Although Liston was renowned for his success stories—such as the removal of a forty-five-pound scrotal tumor in four minutes; prior to the operation, the poor patient had been forced to carry his scrotum around in a wheelbarrow—he also developed a reputation for the flamboyancy of his surgical failures. For instance, his joy at amputating a patient’s leg at the thigh in less than three minutes was hindered greatly when he realized he had also inadvertently sawed off the patient’s testicles.
And perhaps, most famously, another leg amputation performed in less than three minutes had the unfortunate result of killing three people: the patient (who survived the surgery but died of gangrene several days later); his young assistant (whose fingers he accidentally sawed off during surgery and who would also later succumb to gangrene); and “a distinguished surgical spectator” whose coattails Liston also slashed. The man, who found himself surrounded by geysers of blood, was so convinced that the knife had pierced his vitals that he immediately “dropped dead from fright.” It was later described as “the only operation in history with a 300 percent mortality [rate].”
But those luckless cases were, of course, rare for Liston.
And if anything, Liston was far more likely to enrage and alienate the medical community with his thoughts on surgical hygiene than with tales of his darkly comical surgical mishaps.
Like Mütter, Liston inherently understood that there was a connection between the cleanliness of a doctor and the rate of infection among his patients. It was an unpopular line of thinking during a time when “surgeons operated in blood-stiffened frock coats” and “the stiffer the coat, the prouder the busy surgeon.
”
“There was no object in being clean,” a medical historian would later note of this era in surgery. “Indeed, cleanliness was out of place. It was considered to be finicking and affected. An executioner might as well manicure his nails before chopping off a head.”
Liston was unafraid to challenge the thoughts of the day, which he considered fundamentally wrong. It was even written that his suggestions for hygiene improvement to reduce obstetric infections and mortality from puerperal fever had crossed the ocean and “outraged obstetricians, particularly in Philadelphia.”
But despite his “abrupt, abrasive, argumentative” nature, he was also known as a man who was “charitable to the poor and tender to the sick.”
“He relished operating successfully in the reeking tenements of [Edinburgh, Scotland’s] Grassmarket and Lawnmarket on patients [whom his peers] had discharged as hopelessly incurable,” a historian later wrote. “They conspired to bar him from the wards, banished him south, where he became professor of surgery at University College Hospital in London and made a fortune.”

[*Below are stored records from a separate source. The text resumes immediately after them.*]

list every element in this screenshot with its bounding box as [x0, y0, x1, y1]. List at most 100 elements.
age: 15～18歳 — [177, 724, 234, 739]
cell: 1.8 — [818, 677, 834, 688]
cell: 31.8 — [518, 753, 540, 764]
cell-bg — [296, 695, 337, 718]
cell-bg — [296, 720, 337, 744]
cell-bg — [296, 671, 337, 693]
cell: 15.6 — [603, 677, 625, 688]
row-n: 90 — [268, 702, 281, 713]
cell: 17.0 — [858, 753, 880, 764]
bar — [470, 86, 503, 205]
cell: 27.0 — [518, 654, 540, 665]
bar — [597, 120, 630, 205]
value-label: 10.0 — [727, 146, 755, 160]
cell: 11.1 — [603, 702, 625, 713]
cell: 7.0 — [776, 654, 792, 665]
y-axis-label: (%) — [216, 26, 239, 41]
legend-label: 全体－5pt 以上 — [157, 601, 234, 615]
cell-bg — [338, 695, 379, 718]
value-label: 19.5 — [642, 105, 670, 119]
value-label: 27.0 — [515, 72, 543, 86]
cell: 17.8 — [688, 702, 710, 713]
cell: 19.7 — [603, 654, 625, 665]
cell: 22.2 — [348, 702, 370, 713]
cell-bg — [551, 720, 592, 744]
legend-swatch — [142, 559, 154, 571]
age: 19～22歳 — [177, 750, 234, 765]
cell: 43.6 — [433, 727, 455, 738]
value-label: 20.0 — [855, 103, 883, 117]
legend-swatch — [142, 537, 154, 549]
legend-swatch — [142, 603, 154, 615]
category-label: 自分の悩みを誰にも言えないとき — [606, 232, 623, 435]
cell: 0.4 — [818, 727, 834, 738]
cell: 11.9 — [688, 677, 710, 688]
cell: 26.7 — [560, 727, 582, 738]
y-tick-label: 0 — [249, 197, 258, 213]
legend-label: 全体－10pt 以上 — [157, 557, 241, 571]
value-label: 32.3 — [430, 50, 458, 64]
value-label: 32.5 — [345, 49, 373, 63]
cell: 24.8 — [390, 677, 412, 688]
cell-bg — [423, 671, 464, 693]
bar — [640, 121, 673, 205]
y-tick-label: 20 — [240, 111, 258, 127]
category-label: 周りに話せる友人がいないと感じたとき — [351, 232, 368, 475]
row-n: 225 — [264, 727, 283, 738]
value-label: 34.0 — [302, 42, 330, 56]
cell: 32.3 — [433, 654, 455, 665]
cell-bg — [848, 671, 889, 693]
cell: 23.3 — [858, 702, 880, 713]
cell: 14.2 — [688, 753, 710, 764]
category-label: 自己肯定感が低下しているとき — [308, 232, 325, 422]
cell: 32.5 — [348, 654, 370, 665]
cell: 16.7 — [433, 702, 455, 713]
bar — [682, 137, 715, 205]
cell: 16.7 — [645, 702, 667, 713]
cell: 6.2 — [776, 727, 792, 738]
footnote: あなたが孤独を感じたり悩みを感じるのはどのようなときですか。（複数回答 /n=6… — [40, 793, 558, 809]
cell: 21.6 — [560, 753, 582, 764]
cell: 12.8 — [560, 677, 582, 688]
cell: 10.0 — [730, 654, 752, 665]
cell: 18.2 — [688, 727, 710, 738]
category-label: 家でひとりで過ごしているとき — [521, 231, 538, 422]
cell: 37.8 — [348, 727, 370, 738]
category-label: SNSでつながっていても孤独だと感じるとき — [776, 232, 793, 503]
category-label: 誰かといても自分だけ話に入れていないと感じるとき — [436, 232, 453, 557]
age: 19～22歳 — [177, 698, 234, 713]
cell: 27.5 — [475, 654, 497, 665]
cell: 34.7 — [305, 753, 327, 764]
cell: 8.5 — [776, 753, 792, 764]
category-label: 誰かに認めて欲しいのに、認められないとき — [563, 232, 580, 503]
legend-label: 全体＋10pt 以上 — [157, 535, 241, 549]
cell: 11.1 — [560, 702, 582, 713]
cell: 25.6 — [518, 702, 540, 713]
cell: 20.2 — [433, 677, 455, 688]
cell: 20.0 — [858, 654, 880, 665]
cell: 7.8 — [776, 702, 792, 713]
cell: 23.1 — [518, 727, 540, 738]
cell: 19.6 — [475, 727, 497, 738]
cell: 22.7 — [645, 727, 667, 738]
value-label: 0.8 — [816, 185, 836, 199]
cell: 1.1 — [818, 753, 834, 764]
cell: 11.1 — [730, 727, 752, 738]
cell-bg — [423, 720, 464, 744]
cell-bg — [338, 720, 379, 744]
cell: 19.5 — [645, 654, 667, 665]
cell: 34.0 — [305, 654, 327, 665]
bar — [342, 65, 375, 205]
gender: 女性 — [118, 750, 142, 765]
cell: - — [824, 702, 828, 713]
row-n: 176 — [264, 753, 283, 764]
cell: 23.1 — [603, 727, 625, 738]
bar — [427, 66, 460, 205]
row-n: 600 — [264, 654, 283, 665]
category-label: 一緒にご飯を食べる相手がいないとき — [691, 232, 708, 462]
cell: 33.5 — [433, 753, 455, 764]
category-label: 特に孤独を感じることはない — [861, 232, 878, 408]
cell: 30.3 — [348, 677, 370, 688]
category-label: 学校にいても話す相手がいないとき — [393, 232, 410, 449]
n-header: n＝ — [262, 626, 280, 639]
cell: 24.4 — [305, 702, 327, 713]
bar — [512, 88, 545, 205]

To the publisher, it seemed a perfect pairing to combine these two controversial, rising stars of surgery, and create a textbook that would bridge the gap between Europe and America.
Mütter was invited to edit an American edition of Liston’s textbook, the lengthily titled Lectures on the Operations of Surgery, and on Diseases and Accidents Requiring Operations.
All Mütter was tasked to do was to read the tome and then add his own thoughts and ideas to the material. To be clear, the text of Liston’s book would not and could not be largely changed, but Mütter would be free to clarify points for an American audience of readers and add his own anecdotes and illustrations as needed.